I came from a family that had nothing when we arrived in Canada. My mother raised five kids on welfare. She worked without complaint and made education the center of everything we did. That framing never left me. Success became about making that sacrifice mean something, in concrete ways.
Was there a moment in your career that shifted your thinking on what success actually required?
Early in my career at Amazon, I was part of a design review team. Experienced engineers would assess projects before a line of code was written. I was young, and watching that process changed how I approached my own work. I realized that the best outcomes came from people who were willing to slow down, think clearly, and challenge assumptions before they committed to a direction.
That was not how I was naturally wired. I wanted to move fast. Learning to value rigor over speed was a harder discipline than any technical skill I picked up in that period.
You spent nearly six years at RBC after Wiser Investments was acquired. What did working inside a major institution teach you about success?
Large institutions are successful for reasons that are not always visible from the outside. The processes, the governance, the cross-functional dependencies. They can feel slow, but they exist because someone learned a hard lesson about what happens when you skip them.
What I took from those years was a respect for structure. When I started Fintex, I brought that with me. A startup that wants to work with major financial institutions has to meet those institutions where they are. You cannot build credibility in that world by cutting corners on quality or process.
How do you measure success inside a startup, where the outcome is still uncertain?
You look at the inputs more than the outputs. Are we building the right team? Are we making disciplined decisions about where to invest our energy? Are we delivering what we promised to our clients? Those are the measures you can actually control in the early stages.
The outcomes will follow if the inputs are right. That belief has kept me steady in the more uncertain periods. At Fintex, we are still in that phase where the daily work is about building the foundation correctly. I take that seriously.

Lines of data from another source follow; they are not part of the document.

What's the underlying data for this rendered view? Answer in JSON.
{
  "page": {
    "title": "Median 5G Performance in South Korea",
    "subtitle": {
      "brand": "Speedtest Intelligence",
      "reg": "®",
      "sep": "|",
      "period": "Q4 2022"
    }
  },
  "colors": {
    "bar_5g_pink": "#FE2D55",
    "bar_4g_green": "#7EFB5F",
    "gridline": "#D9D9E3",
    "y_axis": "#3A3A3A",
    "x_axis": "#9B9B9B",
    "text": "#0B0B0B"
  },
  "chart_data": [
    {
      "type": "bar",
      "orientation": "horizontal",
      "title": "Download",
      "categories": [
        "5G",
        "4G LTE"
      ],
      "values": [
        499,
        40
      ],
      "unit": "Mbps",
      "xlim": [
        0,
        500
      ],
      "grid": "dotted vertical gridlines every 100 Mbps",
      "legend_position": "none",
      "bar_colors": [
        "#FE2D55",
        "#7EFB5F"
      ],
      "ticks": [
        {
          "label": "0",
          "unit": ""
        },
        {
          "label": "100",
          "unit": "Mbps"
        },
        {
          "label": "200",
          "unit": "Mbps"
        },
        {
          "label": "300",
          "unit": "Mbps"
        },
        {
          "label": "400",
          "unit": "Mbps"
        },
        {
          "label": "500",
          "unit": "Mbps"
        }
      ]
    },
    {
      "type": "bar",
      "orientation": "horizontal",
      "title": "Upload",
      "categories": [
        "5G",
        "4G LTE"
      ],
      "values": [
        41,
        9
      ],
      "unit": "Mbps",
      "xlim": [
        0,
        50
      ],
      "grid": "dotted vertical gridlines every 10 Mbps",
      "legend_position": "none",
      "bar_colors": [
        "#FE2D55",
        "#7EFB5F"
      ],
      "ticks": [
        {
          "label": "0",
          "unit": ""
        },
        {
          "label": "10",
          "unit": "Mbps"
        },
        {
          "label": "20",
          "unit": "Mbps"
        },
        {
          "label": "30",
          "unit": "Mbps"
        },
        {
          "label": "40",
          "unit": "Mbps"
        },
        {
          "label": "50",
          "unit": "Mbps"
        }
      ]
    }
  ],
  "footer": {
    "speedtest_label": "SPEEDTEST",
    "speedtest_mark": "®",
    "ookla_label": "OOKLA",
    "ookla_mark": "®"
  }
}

You have spent a lot of time mentoring people. How does that connect to your idea of success?
Mentoring is the part of my work that feels most clearly tied to something real. I know what it cost my family to get me to a point where I could compete for a role at a company like Amazon. I know what it takes for a newcomer to Canada to navigate a professional environment without the network or the context that people who grew up here often take for granted.
When I help someone land their first job in tech, I am not just helping one person. That person goes on to build something. They mentor someone else. That is a success I can see compounding in a way that is deeply satisfying to me.
What habits or practices do you keep coming back to?
I walk every morning. Every day, regardless of weather. It sounds simple, but it is a commitment that clears my head before the day starts and reminds me that I can do difficult things consistently. The discipline of a morning walk transfers.
I also invest significant time in staying current with technology trends. The industry moves fast, and the work I do requires that I understand what is coming, not just what exists today. Continuous learning is not optional in this field.
What would you tell someone who is at the beginning of a technical career and feels like the distance to meaningful success is enormous?
I would tell them that the distance is real but it is not the problem. The problem is trying to close it all at once. Every role I held built on the one before it. Amazon prepared me for Redknee. Redknee prepared me for RBC. RBC prepared me for Fintex.
You do not skip stages in this kind of career. You do the work in front of you as well as you can, you stay curious, and you keep your network in good repair. The opportunities appear when you have built enough foundation to be ready for them.